Tom Rooney is CEO of Waterfind Australia. He is a Member of the Water Industry Alliance, grew up in regional Australia, and has owned and operated an irrigated citrus property.
Australian water sovereignty: navigating the next chapter
Foreign ownership climbs while irrigation costs soar, but Australian farmers have tools to thrive. Technology and adaptive management offer a path through mounting pressure.

Australia's water assets stand at a critical juncture. As water security pressures from government intervention and climate variability intensifies, and as global interest in our water resources grows, the conversation around water sovereignty demands both nuance and attention. The question is not whether we protect our water, but how we do so whilst maintaining productive agricultural systems and environmental health.
Foreign ownership of Australian water entitlements has steadily climbed over the past decade. The ATO's Register of Foreign Ownership of Australian Assets (October 2025) shows the proportion with foreign ownership increased from 11.8 per cent at 30 June 2023 to 12.3 per cent at 30 June 2024, representing 4,932 gigalitres (GL) of our total water resources. This upward trajectory, though modest in percentage terms, represents a significant volume of water moving into foreign hands, with an increase of 157 gigalitres just over a year.
The transparency mechanisms established through the Register serve an important function. The Register shows Canadian interests hold the largest foreign share of Australian water entitlements at 2.6 cent (1,062 GL), followed by the US at 1.8 per cent (716 GL), UK at 1.0 per cent (382 GL), and China at 0.9 per cent (351 GL). Foreign persons from 46 countries hold interests, primarily for agriculture (66.3 per cent) and mining (19.0 per cent).
However, 755 GL held indirectly by Australian investors through entities classified as foreign persons represents 15.3 per cent of the foreign-held total. This complexity in ownership structures underscores the need for continued vigilance and transparent reporting.
Transparency alone does not constitute a strategy. We must ask ourselves: what level of foreign participation aligns with our national interest, and how do we ensure water remains fundamentally Australian in its management and purpose?
Such questions will become more relevant as water becomes scarcer. For example, the Commonwealth's water buyback programme represents a significant intervention in the availability of water in the productive pool. Since 2007, successive Australian Governments have committed over $13 billion for Murray-Darling Basin (Basin) reforms (REF: DCCEEW 2024). The programme's resumption has generated predictable controversy, yet buybacks serve a purpose – provided the water is actively managed. Active management means strategic releases, adaptive planning, and measurable ecological results. Anything less is a failure to steward public investment.
The Murray-Darling Basin Plan targets 2,750 GL/year water recovery plus 450 GL for enhanced environmental outcomes, managed by the Commonwealth Environmental Water Holder. This rebalancing from consumptive to environmental uses faces further pressure from climate uncertainty, with Bureau of Meteorology projections indicating increasing variability and more frequent droughts.
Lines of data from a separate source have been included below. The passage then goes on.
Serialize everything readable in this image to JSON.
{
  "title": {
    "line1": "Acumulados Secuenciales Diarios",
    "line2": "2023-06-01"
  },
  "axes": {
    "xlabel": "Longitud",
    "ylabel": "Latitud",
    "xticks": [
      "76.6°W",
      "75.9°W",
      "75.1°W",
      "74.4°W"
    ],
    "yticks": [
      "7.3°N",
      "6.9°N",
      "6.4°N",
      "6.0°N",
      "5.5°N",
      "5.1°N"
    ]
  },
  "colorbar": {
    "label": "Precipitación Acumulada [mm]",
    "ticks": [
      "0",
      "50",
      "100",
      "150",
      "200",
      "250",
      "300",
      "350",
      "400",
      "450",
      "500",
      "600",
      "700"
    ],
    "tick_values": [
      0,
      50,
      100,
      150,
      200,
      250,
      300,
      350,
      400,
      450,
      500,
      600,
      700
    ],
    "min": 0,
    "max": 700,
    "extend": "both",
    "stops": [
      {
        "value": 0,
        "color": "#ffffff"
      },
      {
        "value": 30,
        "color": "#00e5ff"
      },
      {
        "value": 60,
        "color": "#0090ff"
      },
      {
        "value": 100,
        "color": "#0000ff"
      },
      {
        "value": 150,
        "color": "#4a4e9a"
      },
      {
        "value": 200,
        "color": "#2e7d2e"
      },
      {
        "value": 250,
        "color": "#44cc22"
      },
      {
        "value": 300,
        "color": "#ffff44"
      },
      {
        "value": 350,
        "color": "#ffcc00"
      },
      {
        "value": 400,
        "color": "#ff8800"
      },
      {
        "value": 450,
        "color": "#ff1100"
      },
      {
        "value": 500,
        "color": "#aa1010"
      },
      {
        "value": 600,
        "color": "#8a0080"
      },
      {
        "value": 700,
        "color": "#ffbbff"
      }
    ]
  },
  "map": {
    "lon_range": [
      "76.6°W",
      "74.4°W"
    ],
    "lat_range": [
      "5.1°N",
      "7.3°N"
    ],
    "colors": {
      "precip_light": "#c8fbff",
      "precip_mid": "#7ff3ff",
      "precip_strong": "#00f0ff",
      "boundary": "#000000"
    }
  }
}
Individual irrigation companies throughout the Murray-Darling Basin face mounting challenges. Fixed infrastructure costs become increasingly burdensome as irrigator numbers decline, whilst ageing systems require substantial capital investment to modernise. The Australian Government's Resilient Rivers Water Infrastructure Programme provides $494 million for water-saving infrastructure projects. However, funding alone is insufficient.
Irrigation companies must evolve or face becoming inefficient relics. This means hard decisions about infrastructure rationalisation, adopting automated delivery systems, and potentially consolidation where economies of scale can be achieved. The alternative is gradual deterioration of service quality and escalating costs borne by remaining customers – a declining spiral no stakeholder desires.
It’s not all doom and gloom. These pressures create opportunities to offset declining supply through continued technological advancement. Australian irrigators increasingly deploy precision agriculture, smart irrigation systems, and on-farm automation that transform water use efficiency across the Basin. The Murray-Darling Basin Authority's monitoring demonstrates that whilst climate variability remains a challenge, adaptive water management practices and improved infrastructure are building resilience into the system.
These structural pressures – from the complexity of foreign ownership to the rising cost of ageing irrigation infrastructure and increasing climate variability – make it clear that Australia cannot rely on past approaches to govern its water resources. Australia's water sovereignty ultimately depends not on restrictive policies or protectionist rhetoric, but on intelligent stewardship that recognises the interconnected nature of our water systems, markets and communities. We must maintain robust transparency around foreign ownership whilst remaining open to investment that strengthens agricultural productivity and regional resilience. Likewise, government water recovery programmes must be coupled with active, adaptive management regimes that deliver measurable environmental outcomes, ensuring that public investment translates into tangible benefit.
The next chapter of Australian water management will be defined by how effectively we balance competing demands while safeguarding the resource itself. We have the tools, the knowledge, and the institutional frameworks to do this. What remains is the will to apply them without succumbing to the extremes of either unfettered marketisation or heavy-handed intervention. Our water sovereignty future depends on getting this balance right.